The famous Louis Khan-designed Class of 1945 Library serves as the students’ hulking home base during the four weeks they spend working on their 333s. Roughly 15 class sessions of History 430 are devoted to the project, with students spending most of that class time working independently or conferencing one-on-one with their teachers.

It’s the school’s most infamous paper, so obviously everyone’s going to have some anxiety around it."
Arya Palla ’23

To help students avoid last-minute, late-night writing binges, History 430 teachers set careful guidelines along the way, including notes, detailed outlines and a rough draft.

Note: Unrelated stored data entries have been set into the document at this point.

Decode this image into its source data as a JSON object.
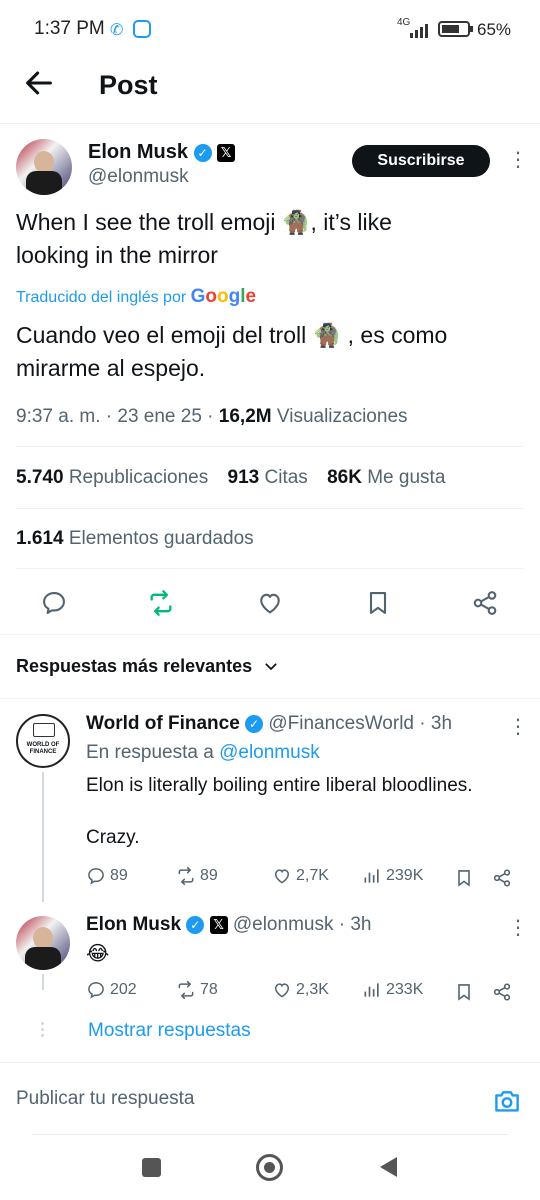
{
  "status_bar": {
    "time": "1:37 PM",
    "network": "4G",
    "battery": "65%"
  },
  "header": {
    "title": "Post"
  },
  "post": {
    "author_name": "Elon Musk",
    "handle": "@elonmusk",
    "subscribe_label": "Suscribirse",
    "text_line1": "When I see the troll emoji 🧌, it’s like",
    "text_line2": "looking in the mirror",
    "translated_by": "Traducido del inglés por",
    "translator": "Google",
    "translated_line1": "Cuando veo el emoji del troll 🧌 , es como",
    "translated_line2": "mirarme al espejo.",
    "timestamp": "9:37 a. m. · 23 ene 25 · ",
    "views_count": "16,2M",
    "views_label": "Visualizaciones",
    "reposts_count": "5.740",
    "reposts_label": "Republicaciones",
    "quotes_count": "913",
    "quotes_label": "Citas",
    "likes_count": "86K",
    "likes_label": "Me gusta",
    "bookmarks_count": "1.614",
    "bookmarks_label": "Elementos guardados"
  },
  "replies_section": {
    "sort_label": "Respuestas más relevantes"
  },
  "replies": [
    {
      "author_name": "World of Finance",
      "handle": "@FinancesWorld",
      "time": "· 3h",
      "avatar_text": "WORLD OF FINANCE",
      "reply_to_prefix": "En respuesta a",
      "reply_to_handle": "@elonmusk",
      "text_line1": "Elon is literally boiling entire liberal bloodlines.",
      "text_line2": "Crazy.",
      "replies": "89",
      "reposts": "89",
      "likes": "2,7K",
      "views": "239K"
    },
    {
      "author_name": "Elon Musk",
      "handle": "@elonmusk",
      "time": "· 3h",
      "text_line1": "😂",
      "replies": "202",
      "reposts": "78",
      "likes": "2,3K",
      "views": "233K",
      "show_replies": "Mostrar respuestas"
    }
  ],
  "composer": {
    "placeholder": "Publicar tu respuesta"
  },
  "colors": {
    "accent": "#1d9bf0",
    "repost_active": "#00ba7c",
    "text": "#0f1419",
    "muted": "#536471"
  }
}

The timely completion of these mini-assignments factor into the final grade for the paper, which comprises 40% of a student’s grade for the course.

“A lot of students can sit down and fire out a four-to-five-page paper at the last minute,” says Instructor in History Sally Komarek, who is teaching four sections of 430 this term. “But the longer the paper gets, you need an outline, and you need to think about how things are organized. We try to get them to build those habits now.”

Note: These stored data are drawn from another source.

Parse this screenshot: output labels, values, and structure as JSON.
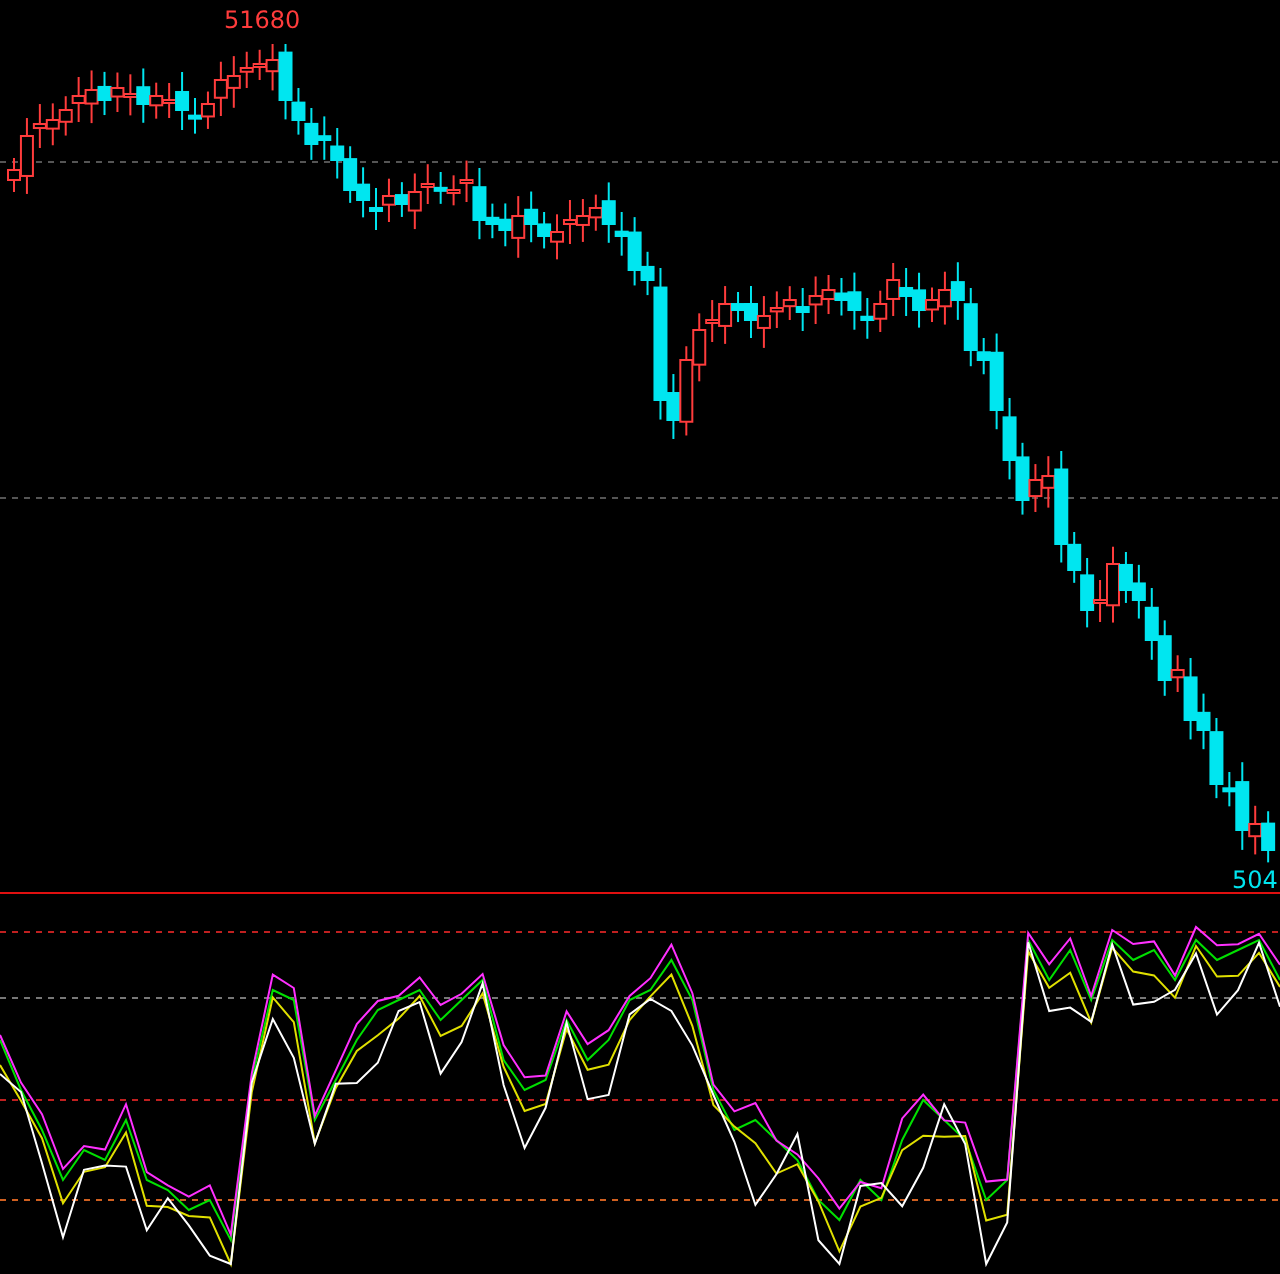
{
  "price_panel": {
    "high_label": "51680",
    "last_label": "504"
  }
}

The 333 process begins with pre-research, or some “low-stakes perusing,” as Komarek puts it. The students can write on any topic related to U.S history; she tries to get students to choose topics they are passionate about, to make the project easier and more enjoyable. After taking copious notes — some students use Google Docs, or a software program called Noodle Tools, while others rely on old-fashioned index cards — the students settle on a single-focused research question and are required to hand in a detailed outline. Students need a minimum of eight to 10 sources for their 333’s bibliography, including reference books, secondary sources, periodicals and scholarly articles, and the majority is expected to be made up of primary sources.

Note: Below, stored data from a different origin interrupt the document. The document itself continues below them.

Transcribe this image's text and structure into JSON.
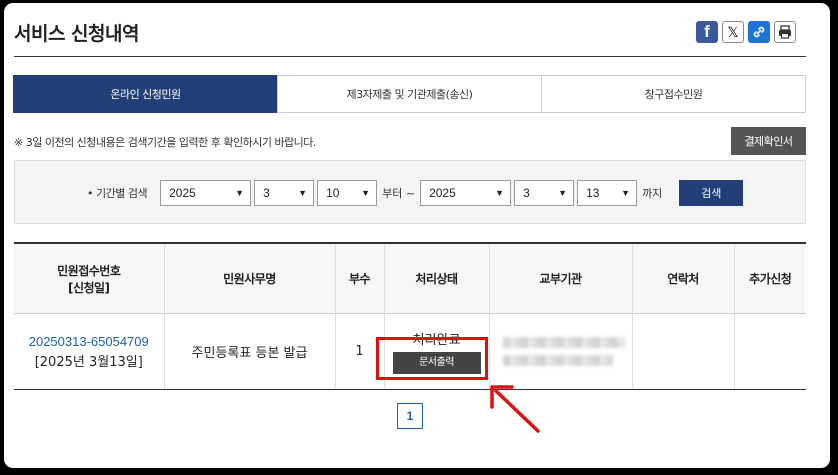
{
  "header": {
    "title": "서비스 신청내역",
    "share_icons": [
      "facebook-icon",
      "x-icon",
      "link-icon",
      "print-icon"
    ],
    "facebook_glyph": "f",
    "x_glyph": "𝕏"
  },
  "tabs": [
    {
      "label": "온라인 신청민원",
      "active": true
    },
    {
      "label": "제3자제출 및 기관제출(송신)",
      "active": false
    },
    {
      "label": "창구접수민원",
      "active": false
    }
  ],
  "notice": "※ 3일 이전의 신청내용은 검색기간을 입력한 후 확인하시기 바랍니다.",
  "receipt_button": "결제확인서",
  "search": {
    "label": "• 기간별 검색",
    "from": {
      "year": "2025",
      "month": "3",
      "day": "10"
    },
    "from_suffix": "부터 ~",
    "to": {
      "year": "2025",
      "month": "3",
      "day": "13"
    },
    "to_suffix": "까지",
    "button": "검색"
  },
  "table": {
    "headers": {
      "app_no_line1": "민원접수번호",
      "app_no_line2": "[신청일]",
      "service": "민원사무명",
      "copies": "부수",
      "status": "처리상태",
      "agency": "교부기관",
      "contact": "연락처",
      "extra": "추가신청"
    },
    "rows": [
      {
        "app_no": "20250313-65054709",
        "app_date": "[2025년 3월13일]",
        "service": "주민등록표 등본 발급",
        "copies": "1",
        "status": "처리완료",
        "print_button": "문서출력",
        "agency": "",
        "contact": "",
        "extra": ""
      }
    ]
  },
  "pagination": {
    "current": "1"
  },
  "colors": {
    "primary": "#233f7a",
    "highlight": "#e01010",
    "link": "#1f5fa8"
  }
}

One of Komarek’s students, Arya Palla ’23, is writing about U.S. intervention in Nicaragua in the 1980s, and the public perception versus the reality of America’s activities there. He’s making good use of the many archived newspapers and other online resources the Library provides access to, and has found that completing the smaller assignments along the way have relieved much of the pressure inherent in the term paper.

“It’s the school’s most infamous paper, so obviously everyone’s going to have some anxiety around it,” Palla says. “But since it’s so structured, I think it becomes a lot easier to go through the process. Before you know it, you’ve kind of already written the paper through your notes.

I don’t think it’s as scary as people make it out to be. But I also haven’t finished it yet."
Lally Lavin ’23

For her topic, Lally Lavin ’23 chose the 1995 self-help book The Rules: Time-Tested Secrets for Capturing the Heart of Mr. Right. “It’s a little bit more recent, but the authors address a lot of changing social norms throughout the 1900s,” she explains. “I’ve used it as an opportunity to explore what’s going on with feminism, women entering the workforce, education rates and all of that from the 1960s to the ’90s.”

Though aware of the paper’s fearsome reputation, Lavin is pleasantly surprised — so far — at the reality. “I don’t think it’s as scary as people make it out to be,” she says. “But I also haven’t finished it yet.”

Because not all sections of History 430 can meet in the library at once, and many teachers teaching multiple sections need to manage their own workload, the students are completing their term papers in waves. By early May, while Palla, Lavin and their classmates are buckling down for some serious writing, Komarek’s other two sections are just beginning the process. And other students are basking in the warmer weather, along with the knowledge that they have made it through this Exeter milestone.

“I remember being a prep and a lot of the uppers in my dorm at the time talking about the 333,” says Keanen Andrews ’23, who wrote his paper on the rise of the Greenwood District of Tulsa, Oklahoma, known as “Black Wall Street,” and its destruction at the hands of white rioters in 1921 for History Instructor Nolan Lincoln’s 430 class. “It was in the back of my mind when I was a younger student, and now that it’s done, I know it was difficult and challenging, but I do feel complete. I put everything into the paper, and I enjoyed it.”